Happy (would-be) Birthday Steven!
You may be gone, but you are NOT forgotten!

Sunday, May 07, 2006

QOTD: Let us so live that when we come to die even the undertaker will be sorry. -- Mark Twain

Saturday, May 06, 2006

TOPIC: Psssst, We're Snake Keepers
Does that sound odd to ya? It would have to me several months ago. After all, we're a family of conservative professionals -- living in rural NC. And, aren't all those "snake people" weirdos with tatoos, mohawks and goth-wear?
NAH! In fact, me and the kids attended the Carolina Reptiles and Exotic Animals Show in Raleigh earlier today. We already had one corn snake as a pet (along with other animals). Today, we got into the "snake keeper" thing BIG time! My son got a black/white banded California king snake for his birthday (next month). My youngest daughter got a baby "normal" corn snake as her very own pet. And I acquired a male, yearling ball python of my very own. VERY COOL!
Now, we have four vivariums housing the four non-venomous snakes. To make sure we learn all we can about our new pets, I joined RedTailBoa.net -- one of the foremost websites for herp lovers. A couple other good forums for snakes, lizards, turtles, etc. are: kingsnake.com and FaunaClassifieds.com. Check 'em out. ENJOY!

Friday, May 05, 2006

TOPIC: Immigrants vs. Illegal Aliens
The word game has started -- and the liberal media seems to be winning. Since the illegal alien debate came to a head a couple of weeks ago, the far left has been pummeling us with the generic term "immigrants". They're talking about immigrants' rights, immigrant populations and (seldom) undocumented immigrants.
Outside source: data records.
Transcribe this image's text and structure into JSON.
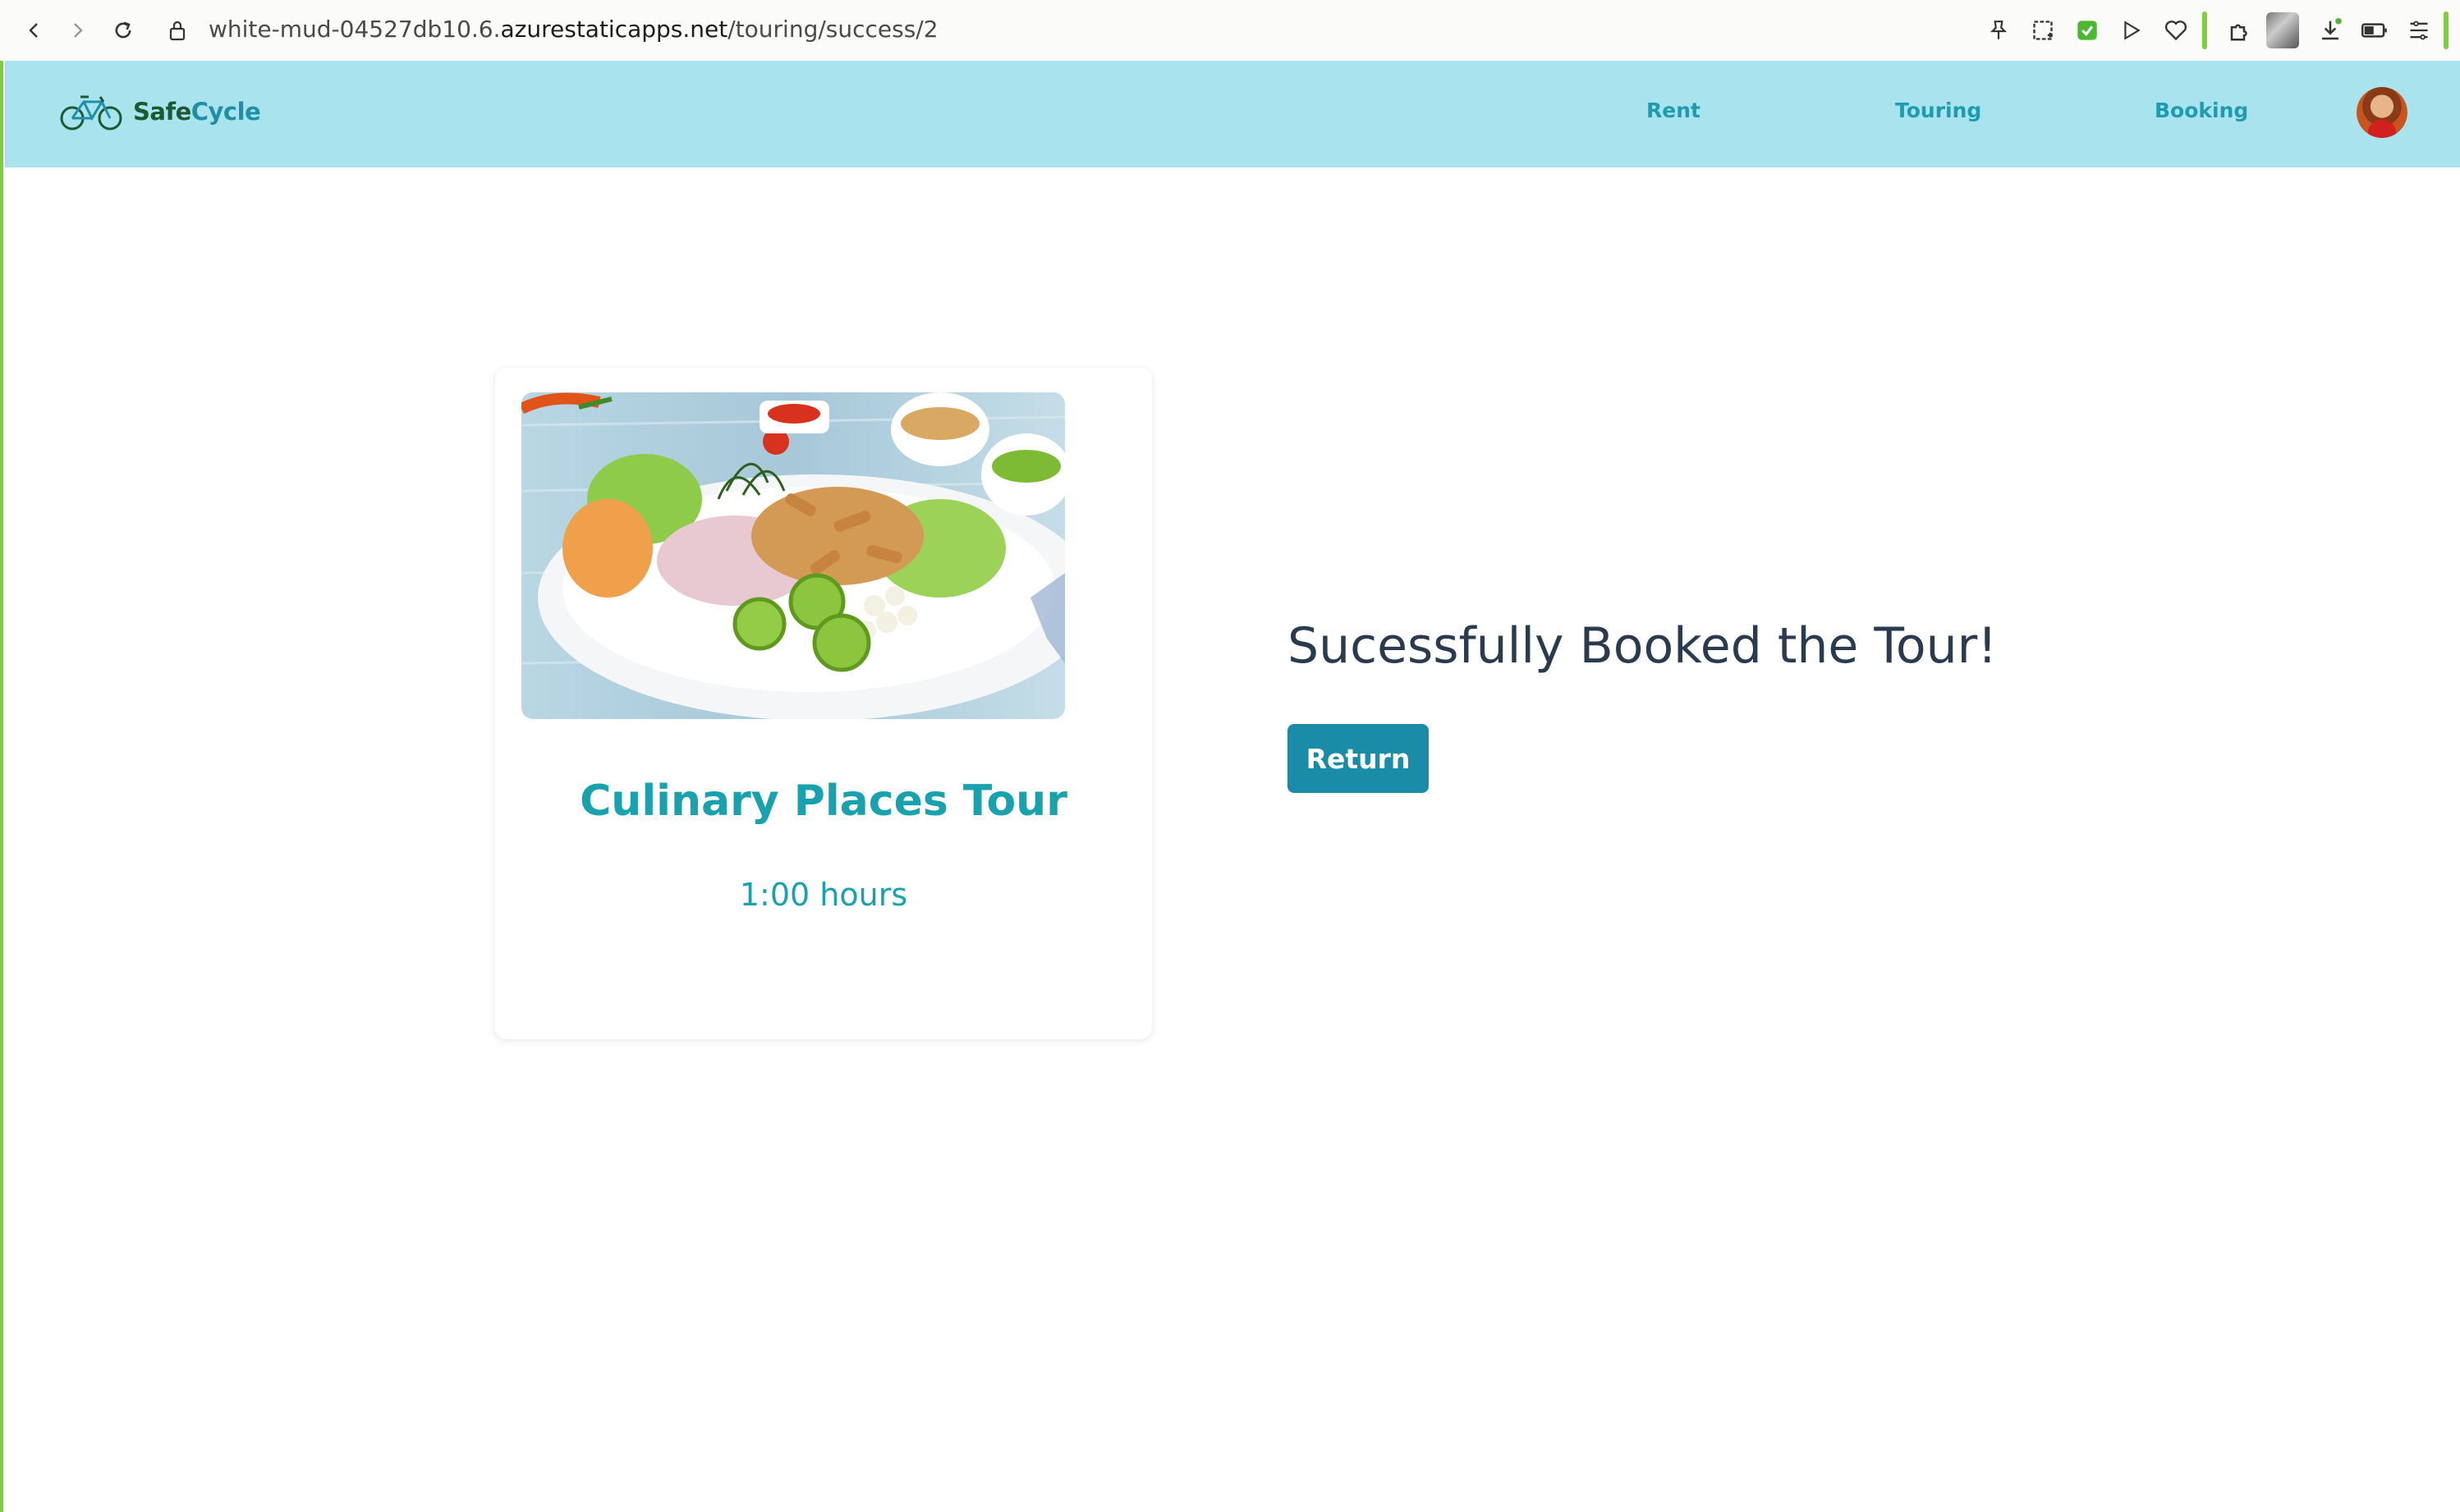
{
  "browser": {
    "url_prefix": "white-mud-04527db10.6.",
    "url_host": "azurestaticapps.net",
    "url_path": "/touring/success/2"
  },
  "navbar": {
    "brand_safe": "Safe",
    "brand_cycle": "Cycle",
    "links": [
      "Rent",
      "Touring",
      "Booking"
    ]
  },
  "tour_card": {
    "title": "Culinary Places Tour",
    "duration": "1:00 hours",
    "image_alt": "Plate of ceviche with fried seafood, lime and lettuce"
  },
  "confirmation": {
    "message": "Sucessfully Booked the Tour!",
    "return_label": "Return"
  },
  "colors": {
    "navbar_bg": "#a8e3ee",
    "accent": "#17a2ae",
    "button": "#1a8ca8"
  }
}
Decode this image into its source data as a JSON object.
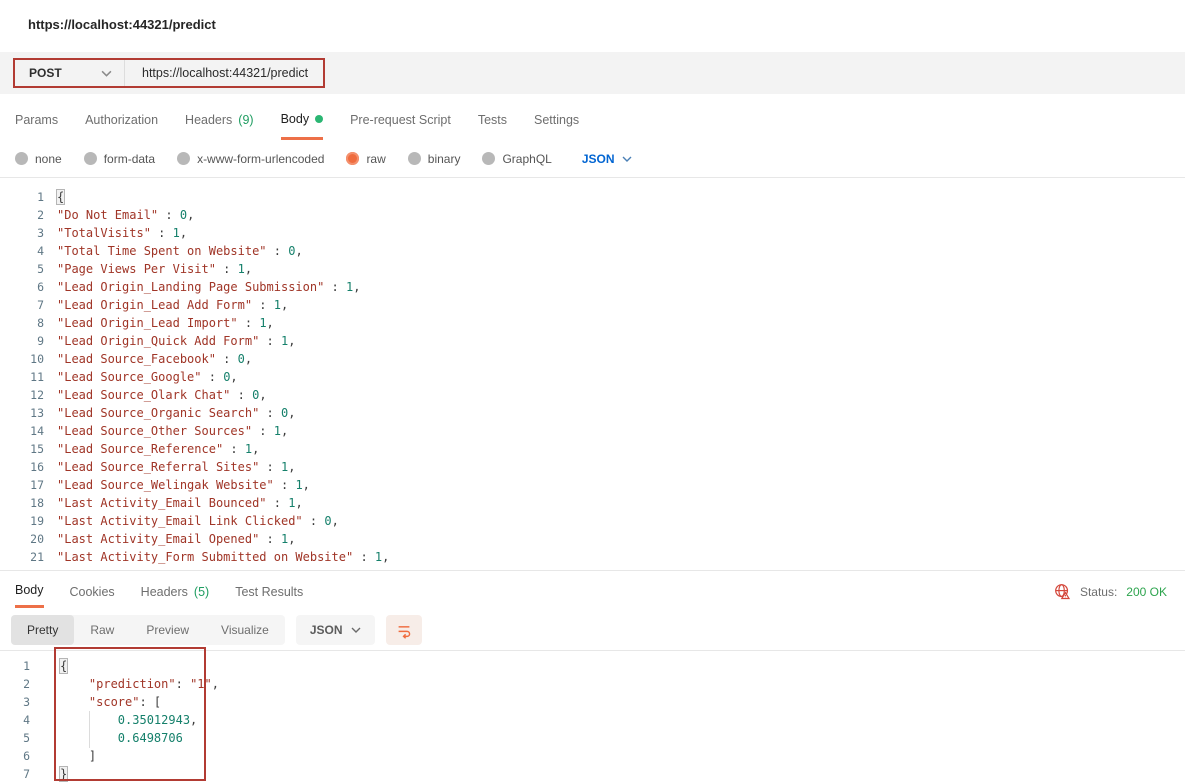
{
  "colors": {
    "accent_orange": "#ef6c3f",
    "link_blue": "#0265d2",
    "success_green": "#2da44e",
    "annotation_red": "#b23b33"
  },
  "window": {
    "tab_title": "https://localhost:44321/predict"
  },
  "request": {
    "method": "POST",
    "url": "https://localhost:44321/predict",
    "tabs": [
      {
        "label": "Params"
      },
      {
        "label": "Authorization"
      },
      {
        "label": "Headers",
        "count": "(9)"
      },
      {
        "label": "Body"
      },
      {
        "label": "Pre-request Script"
      },
      {
        "label": "Tests"
      },
      {
        "label": "Settings"
      }
    ],
    "body_modes": [
      {
        "label": "none"
      },
      {
        "label": "form-data"
      },
      {
        "label": "x-www-form-urlencoded"
      },
      {
        "label": "raw"
      },
      {
        "label": "binary"
      },
      {
        "label": "GraphQL"
      }
    ],
    "selected_mode": "raw",
    "language": "JSON",
    "code_lines": [
      "{",
      "\"Do Not Email\" : 0,",
      "\"TotalVisits\" : 1,",
      "\"Total Time Spent on Website\" : 0,",
      "\"Page Views Per Visit\" : 1,",
      "\"Lead Origin_Landing Page Submission\" : 1,",
      "\"Lead Origin_Lead Add Form\" : 1,",
      "\"Lead Origin_Lead Import\" : 1,",
      "\"Lead Origin_Quick Add Form\" : 1,",
      "\"Lead Source_Facebook\" : 0,",
      "\"Lead Source_Google\" : 0,",
      "\"Lead Source_Olark Chat\" : 0,",
      "\"Lead Source_Organic Search\" : 0,",
      "\"Lead Source_Other Sources\" : 1,",
      "\"Lead Source_Reference\" : 1,",
      "\"Lead Source_Referral Sites\" : 1,",
      "\"Lead Source_Welingak Website\" : 1,",
      "\"Last Activity_Email Bounced\" : 1,",
      "\"Last Activity_Email Link Clicked\" : 0,",
      "\"Last Activity_Email Opened\" : 1,",
      "\"Last Activity_Form Submitted on Website\" : 1,"
    ]
  },
  "response": {
    "tabs": [
      {
        "label": "Body"
      },
      {
        "label": "Cookies"
      },
      {
        "label": "Headers",
        "count": "(5)"
      },
      {
        "label": "Test Results"
      }
    ],
    "status_label": "Status:",
    "status_value": "200 OK",
    "views": [
      {
        "label": "Pretty"
      },
      {
        "label": "Raw"
      },
      {
        "label": "Preview"
      },
      {
        "label": "Visualize"
      }
    ],
    "language": "JSON",
    "code_lines": [
      "{",
      "    \"prediction\": \"1\",",
      "    \"score\": [",
      "        0.35012943,",
      "        0.6498706",
      "    ]",
      "}"
    ]
  }
}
The problem with their speech is that seem to forget the illegal part -- the part that goes against several federal statutes, not to mention some state and local ordinances. Anyone in this country without permission from the government is an ILLEGAL ALIEN.
Don't mix words and don't get brainwashed by the left. These people are not here legally, they have no citizen's rights in this country. They are ILLEGAL -- and they are ALIENS to citizenry here. They need to either GO HOME or get their paperwork started and emigrate the proper and LEGAL way.

Thursday, May 04, 2006

BlogOfTheDay: Gizmodo
Offering equal time to PC and Mac technophiles and their related gadgets, Gizmodo, "The gadget weblog", is way cool. Gizmodo offers short blubs about new accessories, peripherals, services, software and even cellphones. Take a few minutes each week and peruse Gizmodo. You might find something to satisfy the geek in you!